The basic concept is to apply a simple CSS @keyframes animation to everything we wish to animate on page load. Let’s construct an element that fades in over half a second, moving from opacity: 0 to opacity: 1.

.animate {
 animation-duration: 0.5s;
 animation-name: animate-fade;
 animation-delay: 0.5s;
 animation-fill-mode: backwards;
}
@keyframes animate-fade {
 0% { opacity: 0; }
 100% { opacity: 1; }
}

It’s also worth noting that there’s a half-second animation delay in there to give the remainder of the site time to load. The animation-fill-mode: the backward property is used to ensure that our initial animation state is enabled when the page is loaded. If we don’t do this, our animated component will appear before we want it to.

Animations that are more complex

It’s far more enjoyable to deal with a variety of animations than just one or two. To make more animations, we don’t even need to construct a bunch of new @keyframes. It’s simple enough to design new classes where all we modify is which frames the animation consumes while maintaining the same timing. There are virtually innumerable CSS animations available. (An extensive collection may be found at animate.style.) CSS transforms, as well as filters like a blur(), brightness(), and saturate(), can be utilized to produce even more variants.
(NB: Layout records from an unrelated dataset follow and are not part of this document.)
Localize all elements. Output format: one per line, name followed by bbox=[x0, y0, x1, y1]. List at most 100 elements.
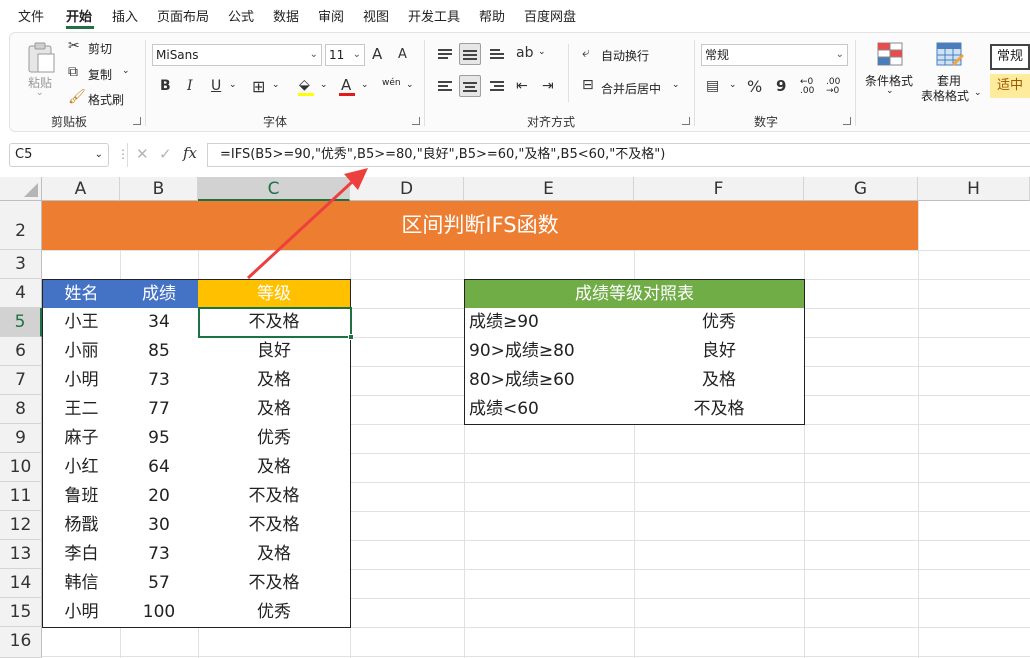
chevron-down-icon[interactable]: ⌄ bbox=[320, 80, 328, 90]
cell-name[interactable]: 杨戬 bbox=[42, 511, 121, 541]
cell-name[interactable]: 小明 bbox=[42, 598, 121, 628]
cell-score[interactable]: 30 bbox=[120, 511, 199, 541]
cell-grade[interactable]: 不及格 bbox=[198, 511, 351, 541]
cell-grade[interactable]: 不及格 bbox=[198, 308, 351, 338]
currency-icon[interactable]: ▤ bbox=[706, 78, 719, 94]
chevron-down-icon[interactable]: ⌄ bbox=[538, 47, 546, 57]
column-header-a[interactable]: A bbox=[42, 177, 120, 201]
menu-formulas[interactable]: 公式 bbox=[228, 6, 254, 25]
cell-score[interactable]: 20 bbox=[120, 482, 199, 512]
comma-style-button[interactable]: 9 bbox=[776, 77, 786, 95]
chevron-down-icon[interactable]: ⌄ bbox=[361, 80, 369, 90]
row-header-10[interactable]: 10 bbox=[0, 453, 42, 482]
style-neutral[interactable]: 适中 bbox=[990, 74, 1030, 98]
cell-score[interactable]: 73 bbox=[120, 540, 199, 570]
header-name[interactable]: 姓名 bbox=[42, 279, 121, 309]
cell-grade[interactable]: 优秀 bbox=[198, 598, 351, 628]
column-header-g[interactable]: G bbox=[804, 177, 918, 201]
cell-name[interactable]: 小红 bbox=[42, 453, 121, 483]
menu-page-layout[interactable]: 页面布局 bbox=[157, 6, 209, 25]
font-name-combo[interactable]: MiSans ⌄ bbox=[152, 44, 322, 66]
conditional-format-button[interactable]: 条件格式 ⌄ bbox=[862, 40, 918, 104]
row-header-16[interactable]: 16 bbox=[0, 627, 42, 658]
clipboard-launcher-icon[interactable] bbox=[133, 117, 141, 125]
cell-score[interactable]: 64 bbox=[120, 453, 199, 483]
row-header-13[interactable]: 13 bbox=[0, 540, 42, 569]
merge-center-button[interactable]: ⊟ 合并后居中 ⌄ bbox=[582, 77, 682, 96]
cell-name[interactable]: 李白 bbox=[42, 540, 121, 570]
bold-button[interactable]: B bbox=[160, 78, 171, 94]
lookup-title[interactable]: 成绩等级对照表 bbox=[464, 279, 805, 309]
row-header-3[interactable]: 3 bbox=[0, 250, 42, 279]
menu-help[interactable]: 帮助 bbox=[479, 6, 505, 25]
align-bottom-icon[interactable] bbox=[490, 49, 504, 60]
row-header-5[interactable]: 5 bbox=[0, 308, 42, 337]
fill-color-button[interactable]: ⬙ bbox=[297, 77, 315, 97]
align-left-icon[interactable] bbox=[438, 81, 452, 92]
menu-file[interactable]: 文件 bbox=[18, 6, 44, 25]
header-score[interactable]: 成绩 bbox=[120, 279, 199, 309]
lookup-condition[interactable]: 90>成绩≥80 bbox=[464, 337, 635, 367]
phonetic-button[interactable]: wén bbox=[382, 78, 401, 88]
lookup-grade[interactable]: 良好 bbox=[634, 337, 805, 367]
confirm-icon[interactable]: ✓ bbox=[159, 145, 172, 163]
alignment-launcher-icon[interactable] bbox=[682, 117, 690, 125]
paste-button[interactable]: 粘贴 ⌄ bbox=[20, 38, 60, 100]
cell-name[interactable]: 王二 bbox=[42, 395, 121, 425]
cell-score[interactable]: 73 bbox=[120, 366, 199, 396]
cell-score[interactable]: 57 bbox=[120, 569, 199, 599]
increase-decimal-icon[interactable]: ←0.00 bbox=[800, 78, 814, 96]
chevron-down-icon[interactable]: ⌄ bbox=[229, 80, 237, 90]
row-header-4[interactable]: 4 bbox=[0, 279, 42, 308]
menu-baidu-netdisk[interactable]: 百度网盘 bbox=[524, 6, 576, 25]
cell-score[interactable]: 34 bbox=[120, 308, 199, 338]
row-header-9[interactable]: 9 bbox=[0, 424, 42, 453]
border-icon[interactable]: ⊞ bbox=[252, 77, 265, 96]
cell-grade[interactable]: 优秀 bbox=[198, 424, 351, 454]
menu-developer[interactable]: 开发工具 bbox=[408, 6, 460, 25]
align-middle-button[interactable] bbox=[459, 43, 481, 65]
cell-name[interactable]: 小丽 bbox=[42, 337, 121, 367]
cell-score[interactable]: 100 bbox=[120, 598, 199, 628]
cell-score[interactable]: 95 bbox=[120, 424, 199, 454]
menu-data[interactable]: 数据 bbox=[273, 6, 299, 25]
format-as-table-button[interactable]: 套用 表格格式 ⌄ bbox=[918, 40, 984, 104]
cell-name[interactable]: 韩信 bbox=[42, 569, 121, 599]
cell-name[interactable]: 小明 bbox=[42, 366, 121, 396]
increase-indent-icon[interactable]: ⇥ bbox=[542, 78, 554, 94]
font-size-combo[interactable]: 11 ⌄ bbox=[325, 44, 365, 66]
column-header-f[interactable]: F bbox=[634, 177, 804, 201]
number-launcher-icon[interactable] bbox=[843, 117, 851, 125]
italic-button[interactable]: I bbox=[187, 78, 193, 94]
copy-button[interactable]: ⧉ 复制 ⌄ bbox=[68, 64, 134, 82]
menu-home[interactable]: 开始 bbox=[66, 6, 92, 25]
decrease-decimal-icon[interactable]: .00 →0 bbox=[826, 78, 840, 96]
row-header-15[interactable]: 15 bbox=[0, 598, 42, 627]
row-header-11[interactable]: 11 bbox=[0, 482, 42, 511]
cut-button[interactable]: ✂ 剪切 bbox=[68, 38, 128, 56]
underline-button[interactable]: U bbox=[211, 78, 221, 94]
row-header-7[interactable]: 7 bbox=[0, 366, 42, 395]
cell-grade[interactable]: 及格 bbox=[198, 540, 351, 570]
format-painter-button[interactable]: 🖌 格式刷 bbox=[68, 89, 128, 107]
cell-name[interactable]: 小王 bbox=[42, 308, 121, 338]
row-header-8[interactable]: 8 bbox=[0, 395, 42, 424]
lookup-grade[interactable]: 不及格 bbox=[634, 395, 805, 425]
style-normal[interactable]: 常规 bbox=[990, 44, 1030, 70]
cell-grade[interactable]: 良好 bbox=[198, 337, 351, 367]
cell-name[interactable]: 鲁班 bbox=[42, 482, 121, 512]
lookup-condition[interactable]: 成绩<60 bbox=[464, 395, 635, 425]
cell-name[interactable]: 麻子 bbox=[42, 424, 121, 454]
wrap-text-button[interactable]: ⤶ 自动换行 bbox=[582, 45, 652, 63]
row-header-6[interactable]: 6 bbox=[0, 337, 42, 366]
cell-score[interactable]: 77 bbox=[120, 395, 199, 425]
chevron-down-icon[interactable]: ⌄ bbox=[729, 80, 737, 90]
lookup-grade[interactable]: 优秀 bbox=[634, 308, 805, 338]
insert-function-button[interactable]: fx bbox=[183, 144, 197, 162]
column-header-e[interactable]: E bbox=[464, 177, 634, 201]
cell-grade[interactable]: 及格 bbox=[198, 453, 351, 483]
lookup-condition[interactable]: 成绩≥90 bbox=[464, 308, 635, 338]
menu-view[interactable]: 视图 bbox=[363, 6, 389, 25]
chevron-down-icon[interactable]: ⌄ bbox=[272, 80, 280, 90]
align-top-icon[interactable] bbox=[438, 49, 452, 60]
But for now, let’s begin with a new animation class that makes an element “pop” into position using a CSS transform.

.animate.pop {
 animation-duration: 0.5s;
 animation-name: animate-pop;
 animation-timing-function: cubic-bezier(.26, .53, .74, 1.48);
}
@keyframes animate-pop {
0% {
 opacity: 0;
 transform: scale(0.5, 0.5);
}
100% {
 opacity: 1;
 transform: scale(1, 1);
 }
}

Adding pauses

We can improve! We can animate items so that they appear at different times, for example. This provides a stagger that gives the illusion of intricate motion without requiring a considerable lot of code. This animation, which uses a CSS filter and a CSS transform, and is staggered by roughly a tenth of a second, feels pretty lovely. We did develop a separate class for each element that uses animation-delay values that are only a tenth of a second apart from space when the elements start animating.
.delay-1 { animation-delay: 0.6s; }
.delay-2 { animation-delay: 0.7s; }
.delay-3 { animation-delay: 0.8s; }

Taking into account accessibility preferences

Let's be good online citizens and disable our animations for visitors who have the decreased motion preference setting enabled:
@media screen and (prefers-reduced-motion: reduce) {
 .animate { animation: none !important; }
}
The animation will never load this way, and objects will usually appear. However, it's worth noting that "reduced" motion does not always imply "removed" motion.

Wrapping up

Of course, this is ridiculously entertaining. To me, these are the elements of a flexible and user-friendly system. It provides a considerable amount with a little, and it does it without a lot of added nonsense.